Opinion
Rehearing Denied March 19, 1970.
Editorial Note:
This case has been marked 'not for publication' by the court.
Page 896
Fischer, Fischer & Beatty, Albert P. Fischer, Ward H. Fischer, James D. Beatty, Philip H. Potter, Fort Collins, for plaintiffs in error.
March, March & Sullivan, Arthur E. March, Jr., John-David Sullivan, Fort Collins, for defendant in error.
ENOCH, Judge.
This case was originally filed in the Supreme Court of the State of Colorado and subsequently transferred to the Court of Appeals under authority vested in the Supreme Court.
The plaintiffs in error were the defendants in the trial court representing the estate of the deceased, Frank E. Baker, and the residuary beneficiaries, and will herein be referred to as the estate. The defendant in error, Mary Ann Lundstrom, was a claimant against the estate and will herein be referred to as claimant or by name.
Mr. Baker died November 29, 1965. His will was admitted to probate December 20, 1965. This will left nothing to the claimant. Mrs. Lundstrom filed a claim against the estate for services rendered to decedent during his lifetime. The jury returned a verdict for $15,000, the full amount of the claim. The estate moved, inter alia, for a new trial, which motion was denied.
The claim against the estate was for personal services rendered, i.e., housework, cleaning, laundry, cooking, mending, yardwork and practical nursing service, extending over a period of 11 years. Claimant alleged a contract for these services and that the value thereof was $15,000.
To clarify the issues prior to trial, a pre-trial conference was held and a pretrial order entered providing in part as follows:
'It is further understood from the Pre-Trial Conference that claimant's theory is predicated on the claim that the decedent agreed to make a will leaving a substantial amount of his estate to the claimant for the services rendered by the claimant to decedent in his lifetime, and that claimant has now filed a claim for $15,045 and is seeking the reasonable value under quantum meruit or quantum valebant for the services rendered by the claimant to the decedent during his lifetime and is not seeking to enforce a contract to make a will in favor of the claimant per se, except insofar as the principal of law is that having agreed to make such a will the claimant is entitled to recover reasonable value for services rendered.'
Evidence of services rendered was presented by the testimony of several neighbors. They testified that at various times over the years they had observed various services rendered to decedent by the claimant.

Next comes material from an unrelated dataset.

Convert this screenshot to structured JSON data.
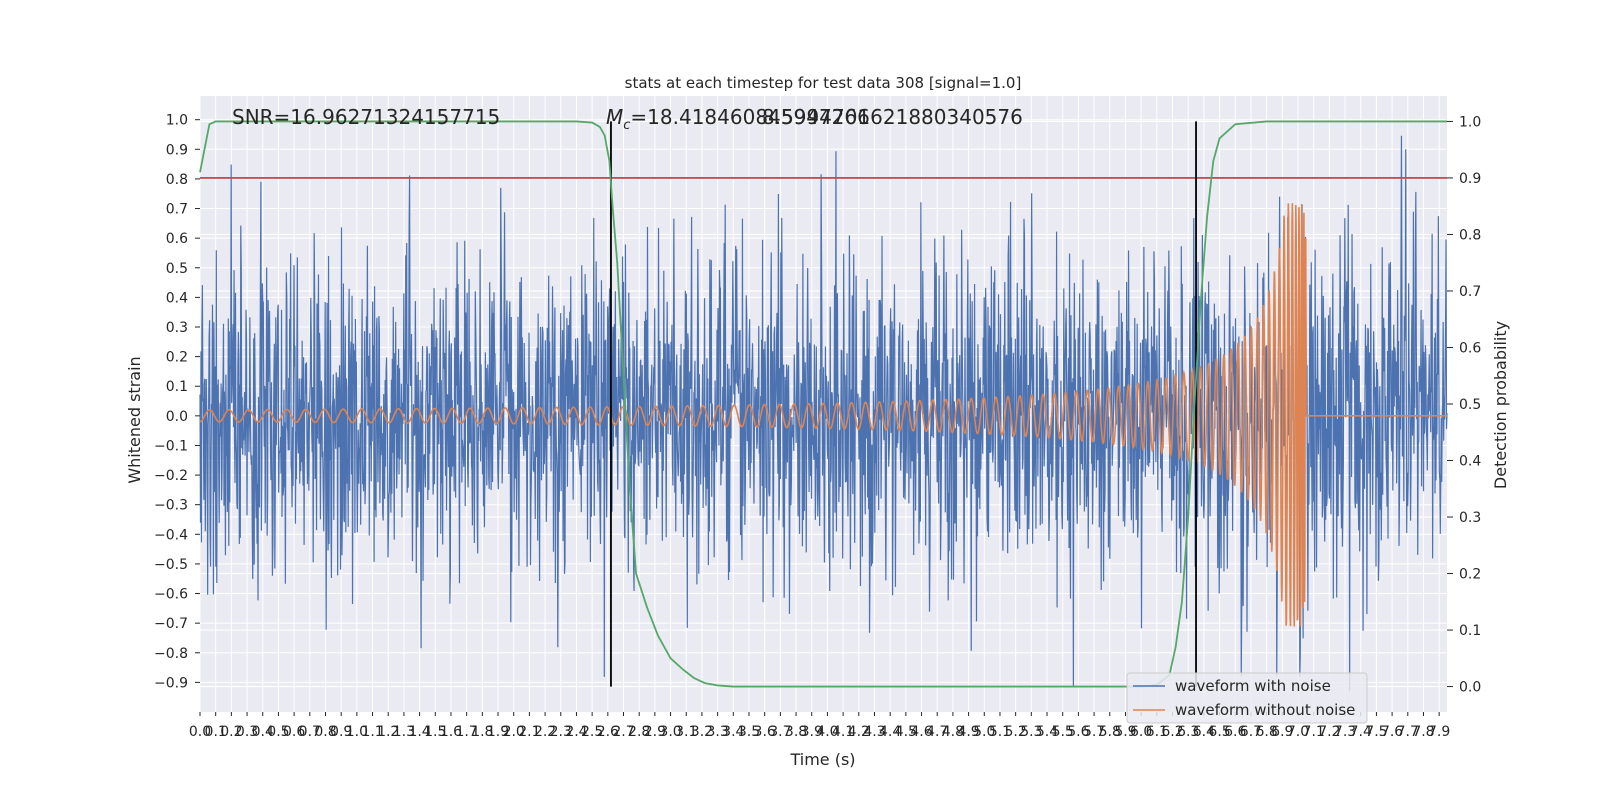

There was some evidence of an agreement to compensate the claimant for services. The decedent had executed eight or more former wills in which claimant was a beneficiary, however, the bequest or devise varied from will to will as to the value and kind. There was also testimony of a neighbor that the decedent at one time told her that he was 'providing for (the claimant) a substantial amount in his will because they were doing this for him.'
However, as to the value of the services rendered, there is a complete void in the record of any information, evidence, or even an attempt by claimant to establish any value.
The trial court instructed the jury correctly as to the law concerning value of services. Instruction No. 3, among other things, stated that the claimant must prove the reasonable value of the services. Instruction No. 12 states:
'Even if a contract is proved, the claimant Cannot recover unless she proves to your reasonable satisfaction the reasonable value of any services rendered. It is not necessary that the plaintiff prove an exact amount.' 'If on the basis of the evidence you can do no more than speculate as to the reasonable value of any services rendered Then you must return your verdict for the estate * * *' (Emphasis added)
Obviously the jury did not follow these instructions. There being no evidence as to value in the record, they had speculate in order to render a verdict for $15,000. There is also some question raised by the record as to whether the jury followed some of the other instructions.
A case very much in point and which we feel to be controlling on this issue is Wysowatcky, As Administrator of the Estate of Maude Lee v. Lyons, 137 Colo. 578, 328 P.2d 576. In this case the claimant also filed a claim against the estate for personal services rendered to the decedent. Witnesses testified on behalf of claimant as to various and numerous services performed for the decedent. The trial court allowed the full claim of $750.00. At page 579, 328 P.2d at page 576 the court said:
'No witness testified as to the value of the services rendered by claimant, hence this case is controlled by our holding in Carl v. Northcutt, Administrator, 48 Colo. 48, 108 P. 994. There this court said: '* * * Not a vestige of evidence was introduced to establish the worth of that service, whatever it may have been. In the total absence of such testimony no part of the claim can properly be allowed.'
'* * * The only place in this entire record where the sum of $750.00 appears is in the sworn claim filed by Claimant. The claim on file has no evidentiary value and is merely the statement of a demand against an estate to be proved in the same manner and by like evidence as would be required in other cases where one defends as an administrator.'
The Supreme Court in that case reversed the trial court and remanded the case for a new trial.
It is our opinion that in the present case the trial court was in error in not granting the estate's motion for a new trial.
The judgment is reversed and the cause remanded for a new trial on all issues.
SILVERSTEIN, C.J., and DUFFORD, J., concur.